ازبهر چه افکندش اندر کم و کاست     

daarande cho tarkib-e tabaaye‘  aaraast

az bahr-e che u fakandash andar kam o kaast

gar nik aamad shekastan az bahr-e che bud

var nik nayaamad in sovar eyb keraast

(Hedaayat & Whinfield; Forughi 2nd line variation:
az bahr-e che afkandash andar kam o kaast

Since mortal compositions are cast by Hand Divine,
Why then the flaws that throw them out of line?
If formed sublime, why must He shatter them?
If not, to whom would we the fault assign?

Saidi, quatrain 35, 'slightly modified' by Aminrazavi, p. 51

And FitzGerald's improvisation, 4th edition, Stanza LXXXVI:

After a momentary silence spake
Some vessel of a more ungainly Make:
"They sneer at me for leaning all awry;
What! did the Hand then of the Potter shake?"

Translation & Discussion of the quatrain:
I have taken what follows in this paragraph, with modifications, from Mehdi Aminrazavi's The Wine of Wisdom, second chapter. Writing in the last quarter of the 12th century, fifty or so years after Khayyaam's death, Fakhroddin Razi speaks about Omar Khayyaam and quotes this quatrain. It was likely the first quatrain attributed to Omar Khayyaam which Khayyaam actually wrote in Persian (see Elwell-Sutton, 36 and Aminrazavi, 51 -- full citation in Bibliography). In chapter 2 of The Wine of Wisdom (passim), Aminrazavi discusses the issue of theodicy (God's "ways") central to the quatrain -- how a perfect God creates imperfect creatures. To show the sort of person Khayyaam was thought to be, Aminrazavi gives biographical testimony from contemporaries and biographers who wrote after Khayyaam had died. Khayyaam is judged faithful and he is referred to as misled or perplexed. There is no question of his stance on Islam, his piety, as Aminrazavi cites evidence for this from his mathematical and philosophical writings and from the way others respected him, referring to him, for example, as hujjat al-haqq ("source and authority of truth"). The problem is not that his biographers viewed him, say, as both pious and defiant but as one or the other. Aminrazavi states (pp. 57-58) that this ambiguity in Khayyaam reflects the character, the way of a 'complex figure who acknowledges that to exist is to suffer, to question, to doubt, and to wonder, and yet he acknowledges the religious dimension of humans by being a practicing Muslim.'

The Calcutta version and Hedaayat's (quatrain 11), are similar at least in sentiment but depart from Dashti's text by "reversing" lines 3 and 4 -- think of the 3rd line of the Persian in Dashti (the 3rd in my translation) coming last. I like the quatrain as Dashti has it. The third line startles, but the fourth sums up, outpunches the previous line by the message that the destruction of life cannot be explained in the speaker's view. I have printed both Dashti's and Hedaayat's text. Without a critical edition, and in the absence of discussion about these two "texts," we can't be sure which, if either, is original.

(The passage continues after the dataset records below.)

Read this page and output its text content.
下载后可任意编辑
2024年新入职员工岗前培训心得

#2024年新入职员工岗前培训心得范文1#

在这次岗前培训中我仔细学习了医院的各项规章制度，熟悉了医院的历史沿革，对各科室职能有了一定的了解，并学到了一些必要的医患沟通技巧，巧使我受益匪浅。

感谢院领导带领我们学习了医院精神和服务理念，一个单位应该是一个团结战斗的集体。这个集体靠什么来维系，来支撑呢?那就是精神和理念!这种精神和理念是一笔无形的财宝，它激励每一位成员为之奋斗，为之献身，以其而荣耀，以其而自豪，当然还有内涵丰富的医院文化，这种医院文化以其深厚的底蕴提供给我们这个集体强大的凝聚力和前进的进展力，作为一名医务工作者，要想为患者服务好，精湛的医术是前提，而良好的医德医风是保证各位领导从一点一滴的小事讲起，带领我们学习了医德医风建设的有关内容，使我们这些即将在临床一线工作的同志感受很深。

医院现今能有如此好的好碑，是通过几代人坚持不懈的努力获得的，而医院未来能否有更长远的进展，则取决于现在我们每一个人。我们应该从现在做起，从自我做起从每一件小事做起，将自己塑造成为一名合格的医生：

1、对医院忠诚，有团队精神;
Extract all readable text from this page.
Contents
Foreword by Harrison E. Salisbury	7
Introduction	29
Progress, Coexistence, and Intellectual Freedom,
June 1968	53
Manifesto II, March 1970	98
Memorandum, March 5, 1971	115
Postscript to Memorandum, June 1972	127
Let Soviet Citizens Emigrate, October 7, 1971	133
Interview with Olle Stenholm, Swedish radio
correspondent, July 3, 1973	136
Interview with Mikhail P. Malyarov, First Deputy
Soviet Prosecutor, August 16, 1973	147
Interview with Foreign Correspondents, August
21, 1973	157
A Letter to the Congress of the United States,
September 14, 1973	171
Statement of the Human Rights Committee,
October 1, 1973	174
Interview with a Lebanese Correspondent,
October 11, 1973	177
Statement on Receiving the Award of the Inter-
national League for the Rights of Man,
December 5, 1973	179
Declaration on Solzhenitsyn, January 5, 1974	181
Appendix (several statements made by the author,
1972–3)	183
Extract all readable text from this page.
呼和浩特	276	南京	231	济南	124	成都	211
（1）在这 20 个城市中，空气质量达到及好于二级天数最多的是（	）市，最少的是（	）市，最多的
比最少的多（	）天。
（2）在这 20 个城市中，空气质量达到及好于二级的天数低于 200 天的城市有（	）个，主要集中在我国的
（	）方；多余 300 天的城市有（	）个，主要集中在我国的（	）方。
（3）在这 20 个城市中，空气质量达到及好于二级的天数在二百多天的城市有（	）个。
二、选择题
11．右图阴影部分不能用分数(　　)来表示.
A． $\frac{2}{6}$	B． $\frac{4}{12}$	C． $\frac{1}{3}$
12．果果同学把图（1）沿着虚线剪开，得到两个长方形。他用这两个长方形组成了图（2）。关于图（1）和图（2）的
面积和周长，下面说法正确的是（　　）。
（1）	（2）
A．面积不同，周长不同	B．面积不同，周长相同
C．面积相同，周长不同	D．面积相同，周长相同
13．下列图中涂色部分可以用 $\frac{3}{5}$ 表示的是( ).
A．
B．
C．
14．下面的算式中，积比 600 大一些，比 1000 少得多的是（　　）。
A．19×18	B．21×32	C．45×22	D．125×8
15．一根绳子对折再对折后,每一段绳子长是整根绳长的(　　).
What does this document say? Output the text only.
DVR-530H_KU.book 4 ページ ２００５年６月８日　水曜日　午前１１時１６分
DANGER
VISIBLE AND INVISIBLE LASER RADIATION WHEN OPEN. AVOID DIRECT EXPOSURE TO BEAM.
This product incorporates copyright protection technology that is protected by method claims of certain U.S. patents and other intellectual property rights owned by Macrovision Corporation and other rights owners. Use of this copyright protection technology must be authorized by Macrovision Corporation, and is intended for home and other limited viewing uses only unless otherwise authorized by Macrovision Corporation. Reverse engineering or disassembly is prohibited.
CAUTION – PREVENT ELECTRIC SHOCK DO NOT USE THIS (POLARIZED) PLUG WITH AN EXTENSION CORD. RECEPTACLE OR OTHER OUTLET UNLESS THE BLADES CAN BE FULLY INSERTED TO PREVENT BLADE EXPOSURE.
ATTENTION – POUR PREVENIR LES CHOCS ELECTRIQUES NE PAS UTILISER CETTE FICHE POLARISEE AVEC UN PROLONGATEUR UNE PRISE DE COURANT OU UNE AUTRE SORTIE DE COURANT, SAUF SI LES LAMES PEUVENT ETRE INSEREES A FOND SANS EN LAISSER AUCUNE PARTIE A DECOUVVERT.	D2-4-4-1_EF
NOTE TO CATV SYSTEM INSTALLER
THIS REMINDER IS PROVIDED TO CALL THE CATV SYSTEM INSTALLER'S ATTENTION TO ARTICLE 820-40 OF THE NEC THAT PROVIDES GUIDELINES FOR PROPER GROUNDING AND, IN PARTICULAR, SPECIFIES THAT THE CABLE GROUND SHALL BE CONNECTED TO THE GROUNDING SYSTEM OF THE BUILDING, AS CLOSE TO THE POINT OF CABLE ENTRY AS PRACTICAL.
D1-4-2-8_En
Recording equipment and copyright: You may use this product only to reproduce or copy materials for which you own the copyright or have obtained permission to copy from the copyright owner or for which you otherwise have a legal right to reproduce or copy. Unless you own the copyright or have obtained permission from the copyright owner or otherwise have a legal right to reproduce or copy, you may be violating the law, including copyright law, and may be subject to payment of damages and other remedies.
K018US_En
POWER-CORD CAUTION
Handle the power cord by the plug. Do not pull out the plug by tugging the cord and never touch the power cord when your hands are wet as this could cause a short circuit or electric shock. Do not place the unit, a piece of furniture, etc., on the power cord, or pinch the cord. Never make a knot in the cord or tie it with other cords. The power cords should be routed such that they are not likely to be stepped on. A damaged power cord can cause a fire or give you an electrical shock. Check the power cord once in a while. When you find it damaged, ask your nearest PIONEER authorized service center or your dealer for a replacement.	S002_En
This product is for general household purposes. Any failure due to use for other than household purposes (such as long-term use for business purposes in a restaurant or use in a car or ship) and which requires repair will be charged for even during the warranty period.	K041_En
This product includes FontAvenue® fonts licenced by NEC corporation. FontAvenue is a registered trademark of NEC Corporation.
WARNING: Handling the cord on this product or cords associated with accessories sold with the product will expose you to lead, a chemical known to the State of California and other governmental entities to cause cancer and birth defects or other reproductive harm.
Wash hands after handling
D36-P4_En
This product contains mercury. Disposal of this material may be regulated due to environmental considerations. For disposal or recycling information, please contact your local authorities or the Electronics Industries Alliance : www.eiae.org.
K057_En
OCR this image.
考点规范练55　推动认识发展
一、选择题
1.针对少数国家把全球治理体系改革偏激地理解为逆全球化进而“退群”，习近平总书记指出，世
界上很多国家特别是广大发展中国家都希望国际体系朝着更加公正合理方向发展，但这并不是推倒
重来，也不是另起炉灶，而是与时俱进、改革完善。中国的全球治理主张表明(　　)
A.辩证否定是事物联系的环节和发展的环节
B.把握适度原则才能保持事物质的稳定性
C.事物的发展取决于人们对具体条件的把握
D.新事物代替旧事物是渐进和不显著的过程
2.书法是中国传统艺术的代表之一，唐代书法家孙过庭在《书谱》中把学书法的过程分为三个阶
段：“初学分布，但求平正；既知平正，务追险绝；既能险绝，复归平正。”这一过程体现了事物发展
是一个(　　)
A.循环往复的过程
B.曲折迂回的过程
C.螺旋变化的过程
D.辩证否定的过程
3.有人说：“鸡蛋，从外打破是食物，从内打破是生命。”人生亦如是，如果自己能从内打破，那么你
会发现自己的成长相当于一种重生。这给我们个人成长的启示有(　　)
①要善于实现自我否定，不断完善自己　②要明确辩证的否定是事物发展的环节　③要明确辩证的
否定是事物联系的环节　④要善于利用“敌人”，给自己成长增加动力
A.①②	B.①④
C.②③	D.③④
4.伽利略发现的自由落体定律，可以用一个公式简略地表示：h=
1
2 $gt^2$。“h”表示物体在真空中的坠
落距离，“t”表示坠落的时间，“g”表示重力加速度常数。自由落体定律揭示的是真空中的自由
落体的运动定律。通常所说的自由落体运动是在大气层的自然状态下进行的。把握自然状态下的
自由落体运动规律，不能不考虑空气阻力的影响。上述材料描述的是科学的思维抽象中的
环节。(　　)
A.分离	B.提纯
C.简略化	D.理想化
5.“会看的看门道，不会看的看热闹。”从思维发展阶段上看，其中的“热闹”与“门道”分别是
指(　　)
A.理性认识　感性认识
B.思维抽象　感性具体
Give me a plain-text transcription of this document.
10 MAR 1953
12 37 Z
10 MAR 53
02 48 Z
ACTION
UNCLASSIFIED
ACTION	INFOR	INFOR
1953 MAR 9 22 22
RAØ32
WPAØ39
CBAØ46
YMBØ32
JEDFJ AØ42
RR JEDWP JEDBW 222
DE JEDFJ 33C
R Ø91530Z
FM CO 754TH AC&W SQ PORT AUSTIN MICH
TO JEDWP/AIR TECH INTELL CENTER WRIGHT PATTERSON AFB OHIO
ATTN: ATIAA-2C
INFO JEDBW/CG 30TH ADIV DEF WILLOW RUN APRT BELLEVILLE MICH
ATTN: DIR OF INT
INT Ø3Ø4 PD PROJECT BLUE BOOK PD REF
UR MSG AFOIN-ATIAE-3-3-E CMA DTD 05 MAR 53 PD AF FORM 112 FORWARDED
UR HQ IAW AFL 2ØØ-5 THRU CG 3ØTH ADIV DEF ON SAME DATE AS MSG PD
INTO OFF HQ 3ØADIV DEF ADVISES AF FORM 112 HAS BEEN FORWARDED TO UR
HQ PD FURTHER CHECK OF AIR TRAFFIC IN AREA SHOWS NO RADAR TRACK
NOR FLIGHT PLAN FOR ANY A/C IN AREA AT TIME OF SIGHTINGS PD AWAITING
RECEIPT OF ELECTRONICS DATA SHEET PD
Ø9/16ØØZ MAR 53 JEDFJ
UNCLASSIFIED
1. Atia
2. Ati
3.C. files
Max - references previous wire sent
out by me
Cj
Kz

1. The creator/keeper/possessor/'divine hand' when he/it got ready the composition of natures (when the Creator constructed Nature) 2. Why did he throw it away/ invalidate it (nature) by shortcomings -- why did he stop short of perfection? I found this line difficult; it is possible that اندر (andar) is part of the verb, i.e., it is a compound verb: why did He throw shortcomings, destruction, "deconstruction", into it, that is, into Nature (ش -). But Avery & Heath-Stubbs translate: 'For what reason does He cast it into diminution and decay?' And Elwell-Sutton: 'Why then did He disperse them once again?' (quatrain 19, p. 190, In Search of Omar Khayyam). Both Avery & Heath-Stubbs and Sutton treat andar as a preposition  3. If the structure should not come out well, who is at fault/to whom is (ke-raa-st) the fault? 4. If it comes out well, "on account of why"/just why is there wrecking?

Questions about the quatrain: Is Khayyaam thinking, trying to make sense of why, in a mathematically ordered universe or given mathematical certainties, should uncertainties exist by the hand of the Supreme Mathematician? I think so.